È "allo stesso tempo un diario intimo e una denuncia" Mur, l'esordio alla regia di Kasia Smutniak. Da tempo si fa un gran parlare di questo film, scritto dalla stessa attrice con Marella Bombini e prodotto dal marito Domenico Procacci con Laura Paolucci per Fandango e Luce Cinecittà. Prima di arrivare nelle sale italiane, il documentario debutterà in anteprima all'edizione 2023 del prestigioso Toronto International Film Festival nella sezione TIFF Docs.
"Sono felice e onorata che questo film venga presentato nella selezione ufficiale del Festival di Toronto – ha dichiarato Kasia Smutniak –. Mur è nato dalla necessità di comunicare la difficile situazione al confine tra Polonia e Bielorussia ma alla fine si è rivelato essere un viaggio intimo e inaspettato".
Al centro del documentario c'è proprio il muro anti-migranti che la Polonia ha costruito al confine con la Bielorussia: una barriera alta 5,5 metri e lunga 186 chilometri che mira a bloccare le persone che arrivano da sud-est. Nella visione del governo Morawiecki il muro, oltre che "risolvere" la crisi dei migranti, è un modo per contrastare la politica espansiva della Russia, culminata con l'operazione speciale che ha portato allo scoppio della guerra in Ucraina.
Nata e cresciuta tra Piła (cittadina nel nord-ovest della Polonia) e Łódź dove abitavano i suoi nonni, la Smutniak si è messa in viaggio verso la zona rossa, la striscia di terra che corre lungo il confine bielorusso e dov'è stato costruito il muro che impedisce a chiunque di avvicinarsi all'Europa.
Il muro è il vero protagonista di Mur e simbolo delle contraddizioni della Polonia e dell'Europa intera, che da un lato accolgono i rifugiati ucraini, in particolare donne, bianche e cristiane, e dall'altro respingono i migranti (specie se maschi e musulmani) che arrivano dalla Siria e dalle altre zone del Medio Oriente e dell'Africa subsahariana.
Nel corso degli ultimi due anni si contano almeno venti persone morte nelle foreste e paludi lungo il confine orientale e circa 4.000 migranti rinchiusi nei campi vicino a Kuźnica. Nella zona rossa l'accesso non è consentito ai media: il governo polacco ha sempre impedito a giornalisti, organizzazioni non governative e attivisti per i diritti umani di documentare la crisi umanitaria.

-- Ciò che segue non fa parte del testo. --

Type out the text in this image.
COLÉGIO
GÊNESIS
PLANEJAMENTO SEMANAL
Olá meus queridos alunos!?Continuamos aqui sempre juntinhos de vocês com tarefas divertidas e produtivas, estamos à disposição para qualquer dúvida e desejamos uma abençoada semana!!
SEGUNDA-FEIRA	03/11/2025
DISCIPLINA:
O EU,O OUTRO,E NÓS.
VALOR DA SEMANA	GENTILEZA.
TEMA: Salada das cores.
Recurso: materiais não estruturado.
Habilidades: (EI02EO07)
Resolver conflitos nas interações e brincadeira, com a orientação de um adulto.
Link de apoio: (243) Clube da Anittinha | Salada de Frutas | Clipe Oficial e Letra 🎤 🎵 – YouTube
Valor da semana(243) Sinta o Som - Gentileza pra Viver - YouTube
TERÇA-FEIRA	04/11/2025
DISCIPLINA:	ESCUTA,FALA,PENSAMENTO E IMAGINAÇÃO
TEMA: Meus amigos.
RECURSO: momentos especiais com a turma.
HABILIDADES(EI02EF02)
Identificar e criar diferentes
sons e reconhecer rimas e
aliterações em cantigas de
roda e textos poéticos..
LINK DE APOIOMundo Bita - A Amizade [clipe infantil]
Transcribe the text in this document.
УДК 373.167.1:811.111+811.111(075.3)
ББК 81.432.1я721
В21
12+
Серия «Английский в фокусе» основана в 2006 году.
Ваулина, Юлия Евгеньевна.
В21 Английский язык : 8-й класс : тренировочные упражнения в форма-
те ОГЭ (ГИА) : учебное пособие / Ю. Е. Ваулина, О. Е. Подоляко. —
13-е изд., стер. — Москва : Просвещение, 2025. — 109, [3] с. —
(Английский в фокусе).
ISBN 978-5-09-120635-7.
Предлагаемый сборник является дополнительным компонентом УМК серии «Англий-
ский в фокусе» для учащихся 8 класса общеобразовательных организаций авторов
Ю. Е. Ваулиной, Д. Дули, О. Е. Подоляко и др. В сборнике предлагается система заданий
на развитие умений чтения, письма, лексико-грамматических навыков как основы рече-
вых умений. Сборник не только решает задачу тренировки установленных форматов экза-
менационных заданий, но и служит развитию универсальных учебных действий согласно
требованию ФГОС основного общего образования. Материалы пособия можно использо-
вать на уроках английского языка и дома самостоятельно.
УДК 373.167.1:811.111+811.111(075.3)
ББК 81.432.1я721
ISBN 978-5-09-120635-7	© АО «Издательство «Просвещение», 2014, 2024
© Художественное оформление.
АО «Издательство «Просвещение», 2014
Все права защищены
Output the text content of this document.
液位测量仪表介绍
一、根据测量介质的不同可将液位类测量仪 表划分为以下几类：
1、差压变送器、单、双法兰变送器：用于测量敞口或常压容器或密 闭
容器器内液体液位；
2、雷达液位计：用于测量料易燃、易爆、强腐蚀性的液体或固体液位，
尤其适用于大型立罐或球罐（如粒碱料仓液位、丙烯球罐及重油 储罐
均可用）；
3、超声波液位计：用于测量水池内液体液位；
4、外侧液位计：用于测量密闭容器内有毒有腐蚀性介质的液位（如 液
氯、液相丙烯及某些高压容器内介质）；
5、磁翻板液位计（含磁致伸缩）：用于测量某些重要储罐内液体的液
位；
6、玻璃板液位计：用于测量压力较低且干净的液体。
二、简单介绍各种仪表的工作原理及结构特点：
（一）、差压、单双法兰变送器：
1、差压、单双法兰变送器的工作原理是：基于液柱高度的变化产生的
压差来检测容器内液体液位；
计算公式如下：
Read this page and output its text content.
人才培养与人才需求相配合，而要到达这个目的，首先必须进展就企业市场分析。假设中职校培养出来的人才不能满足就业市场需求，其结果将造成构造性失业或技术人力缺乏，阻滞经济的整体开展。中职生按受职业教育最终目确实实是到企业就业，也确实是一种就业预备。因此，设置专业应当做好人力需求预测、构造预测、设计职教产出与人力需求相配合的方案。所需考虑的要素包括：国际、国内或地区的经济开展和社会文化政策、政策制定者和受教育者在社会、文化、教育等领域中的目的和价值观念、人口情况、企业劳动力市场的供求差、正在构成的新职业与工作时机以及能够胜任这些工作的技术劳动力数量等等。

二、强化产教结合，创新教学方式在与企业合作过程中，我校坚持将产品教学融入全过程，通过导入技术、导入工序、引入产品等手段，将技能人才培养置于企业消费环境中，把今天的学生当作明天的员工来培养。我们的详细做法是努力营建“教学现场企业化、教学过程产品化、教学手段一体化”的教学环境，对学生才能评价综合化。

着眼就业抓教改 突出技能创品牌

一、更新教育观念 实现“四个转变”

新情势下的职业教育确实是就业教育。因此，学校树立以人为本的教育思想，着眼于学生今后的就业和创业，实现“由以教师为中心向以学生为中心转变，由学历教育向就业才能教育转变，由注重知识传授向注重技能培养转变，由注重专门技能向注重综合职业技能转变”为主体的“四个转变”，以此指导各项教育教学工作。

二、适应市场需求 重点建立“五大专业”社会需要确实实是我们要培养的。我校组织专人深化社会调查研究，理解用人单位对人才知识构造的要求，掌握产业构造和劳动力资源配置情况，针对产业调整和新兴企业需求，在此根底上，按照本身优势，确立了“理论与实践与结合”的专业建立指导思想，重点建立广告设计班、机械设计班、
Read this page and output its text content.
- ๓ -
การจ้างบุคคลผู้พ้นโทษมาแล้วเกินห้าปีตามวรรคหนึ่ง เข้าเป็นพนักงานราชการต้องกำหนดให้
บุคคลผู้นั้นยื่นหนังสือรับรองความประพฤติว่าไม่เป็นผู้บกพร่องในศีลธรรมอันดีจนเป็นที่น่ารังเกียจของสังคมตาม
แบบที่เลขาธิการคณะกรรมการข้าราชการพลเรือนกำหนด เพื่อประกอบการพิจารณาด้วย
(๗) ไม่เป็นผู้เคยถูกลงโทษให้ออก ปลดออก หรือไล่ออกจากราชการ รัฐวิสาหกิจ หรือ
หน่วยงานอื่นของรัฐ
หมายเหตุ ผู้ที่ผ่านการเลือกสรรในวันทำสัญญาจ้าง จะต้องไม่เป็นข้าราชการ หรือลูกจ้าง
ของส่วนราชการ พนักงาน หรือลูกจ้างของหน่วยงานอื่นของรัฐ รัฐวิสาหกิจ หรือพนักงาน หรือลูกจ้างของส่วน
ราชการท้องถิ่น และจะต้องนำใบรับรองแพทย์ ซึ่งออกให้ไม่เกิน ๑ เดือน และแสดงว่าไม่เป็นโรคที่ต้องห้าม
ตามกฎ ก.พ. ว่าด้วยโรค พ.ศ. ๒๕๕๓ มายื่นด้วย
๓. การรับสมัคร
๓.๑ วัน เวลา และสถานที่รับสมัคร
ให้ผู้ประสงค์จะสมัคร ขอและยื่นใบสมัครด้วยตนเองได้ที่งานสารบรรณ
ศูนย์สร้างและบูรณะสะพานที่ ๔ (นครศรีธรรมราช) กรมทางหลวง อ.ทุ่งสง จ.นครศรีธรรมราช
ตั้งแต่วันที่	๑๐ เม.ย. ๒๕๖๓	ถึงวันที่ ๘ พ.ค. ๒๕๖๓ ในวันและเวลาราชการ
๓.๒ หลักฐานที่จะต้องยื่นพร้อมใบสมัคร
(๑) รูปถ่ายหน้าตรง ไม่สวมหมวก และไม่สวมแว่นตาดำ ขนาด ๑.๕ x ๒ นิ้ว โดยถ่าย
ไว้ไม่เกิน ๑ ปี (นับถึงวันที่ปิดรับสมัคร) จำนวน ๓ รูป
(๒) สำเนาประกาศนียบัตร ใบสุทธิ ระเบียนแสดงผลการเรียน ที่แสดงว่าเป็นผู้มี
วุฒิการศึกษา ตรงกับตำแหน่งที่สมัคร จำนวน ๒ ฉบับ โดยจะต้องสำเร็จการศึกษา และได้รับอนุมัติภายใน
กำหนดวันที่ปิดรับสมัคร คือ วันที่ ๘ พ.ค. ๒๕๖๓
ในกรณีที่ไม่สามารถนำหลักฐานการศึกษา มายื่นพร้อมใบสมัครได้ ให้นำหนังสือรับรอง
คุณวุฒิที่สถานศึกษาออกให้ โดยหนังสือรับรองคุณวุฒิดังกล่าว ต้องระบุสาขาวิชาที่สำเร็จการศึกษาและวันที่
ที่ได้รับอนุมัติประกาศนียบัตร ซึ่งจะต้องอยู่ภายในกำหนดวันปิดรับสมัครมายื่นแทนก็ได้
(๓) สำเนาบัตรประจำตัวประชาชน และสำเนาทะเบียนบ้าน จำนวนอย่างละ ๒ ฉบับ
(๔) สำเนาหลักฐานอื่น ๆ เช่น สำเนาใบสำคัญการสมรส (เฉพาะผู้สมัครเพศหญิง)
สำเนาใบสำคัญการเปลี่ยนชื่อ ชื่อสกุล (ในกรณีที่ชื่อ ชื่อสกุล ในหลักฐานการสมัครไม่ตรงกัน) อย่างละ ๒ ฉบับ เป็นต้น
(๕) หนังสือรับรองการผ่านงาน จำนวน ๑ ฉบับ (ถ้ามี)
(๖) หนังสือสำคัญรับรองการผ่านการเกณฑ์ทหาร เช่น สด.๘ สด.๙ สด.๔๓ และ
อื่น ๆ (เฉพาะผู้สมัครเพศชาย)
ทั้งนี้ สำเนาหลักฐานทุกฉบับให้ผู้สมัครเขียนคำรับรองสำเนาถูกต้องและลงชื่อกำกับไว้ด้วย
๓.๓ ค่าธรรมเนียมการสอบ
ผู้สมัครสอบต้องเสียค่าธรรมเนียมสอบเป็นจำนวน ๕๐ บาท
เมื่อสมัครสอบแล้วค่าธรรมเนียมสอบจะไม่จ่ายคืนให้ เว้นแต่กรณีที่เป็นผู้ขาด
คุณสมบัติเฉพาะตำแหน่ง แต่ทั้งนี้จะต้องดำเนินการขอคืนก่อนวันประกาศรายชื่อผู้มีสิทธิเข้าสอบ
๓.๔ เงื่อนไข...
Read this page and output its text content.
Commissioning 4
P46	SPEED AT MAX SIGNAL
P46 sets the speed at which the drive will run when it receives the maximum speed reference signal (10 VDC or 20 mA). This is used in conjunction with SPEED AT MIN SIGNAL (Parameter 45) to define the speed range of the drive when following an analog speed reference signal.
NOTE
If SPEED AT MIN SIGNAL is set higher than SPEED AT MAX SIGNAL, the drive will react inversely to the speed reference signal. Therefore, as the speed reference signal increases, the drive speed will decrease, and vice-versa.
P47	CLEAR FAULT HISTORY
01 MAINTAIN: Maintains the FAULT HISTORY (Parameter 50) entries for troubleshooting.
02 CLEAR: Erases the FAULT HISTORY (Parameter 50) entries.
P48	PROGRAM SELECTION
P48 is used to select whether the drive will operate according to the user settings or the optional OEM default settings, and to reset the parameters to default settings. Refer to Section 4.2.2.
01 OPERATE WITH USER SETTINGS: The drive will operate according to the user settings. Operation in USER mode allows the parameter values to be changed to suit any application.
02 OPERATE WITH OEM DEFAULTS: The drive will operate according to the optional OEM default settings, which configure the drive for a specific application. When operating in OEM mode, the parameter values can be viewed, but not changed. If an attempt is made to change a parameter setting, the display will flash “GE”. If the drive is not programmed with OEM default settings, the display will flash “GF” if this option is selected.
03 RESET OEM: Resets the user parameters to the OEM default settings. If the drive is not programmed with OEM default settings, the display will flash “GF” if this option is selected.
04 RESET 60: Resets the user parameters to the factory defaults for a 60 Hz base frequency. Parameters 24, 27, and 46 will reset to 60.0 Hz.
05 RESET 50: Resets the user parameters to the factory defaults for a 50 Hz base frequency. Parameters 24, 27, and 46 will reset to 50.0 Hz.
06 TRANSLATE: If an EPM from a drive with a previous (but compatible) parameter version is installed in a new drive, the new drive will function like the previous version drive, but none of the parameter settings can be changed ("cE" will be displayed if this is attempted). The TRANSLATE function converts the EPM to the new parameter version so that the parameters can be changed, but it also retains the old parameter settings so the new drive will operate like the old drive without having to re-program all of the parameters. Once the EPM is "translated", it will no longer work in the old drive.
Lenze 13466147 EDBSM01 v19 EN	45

Dal febbraio del 2022 i confini polacchi sono stati aperti per i profughi ucraini: grazie all'aiuto di attivisti locali e con una leggera attrezzatura tecnica, la Smutniak è finalmente riuscita a raggiungere quel lembo di territorio polacco. L'attrice ha filmato quello che non si vuole raccontare: i pushback violenti delle forze polacche e una barriera di filo spinato costata oltre 350 milioni di euro, dotata di rilevatori di movimento e telecamere termiche.
Ma Mur è anche un viaggio personale per l'attrice e regista. Passata la foresta di Białowieża, il bosco più antico d'Europa, c'è un altro muro: quello del cimitero ebraico del ghetto di Litzmannstadt, il secondo più grande tra i ghetti nazisti istituiti dal Terzo Reich in Polonia dopo quello di Varsavia. Tra passato e presente, il film offre una potente riflessione sul senso dell'accoglienza che "non deve fare distinzioni": "un continente che si definisca democratico non innalza muri" perché "chiunque sia in pericolo va soccorso".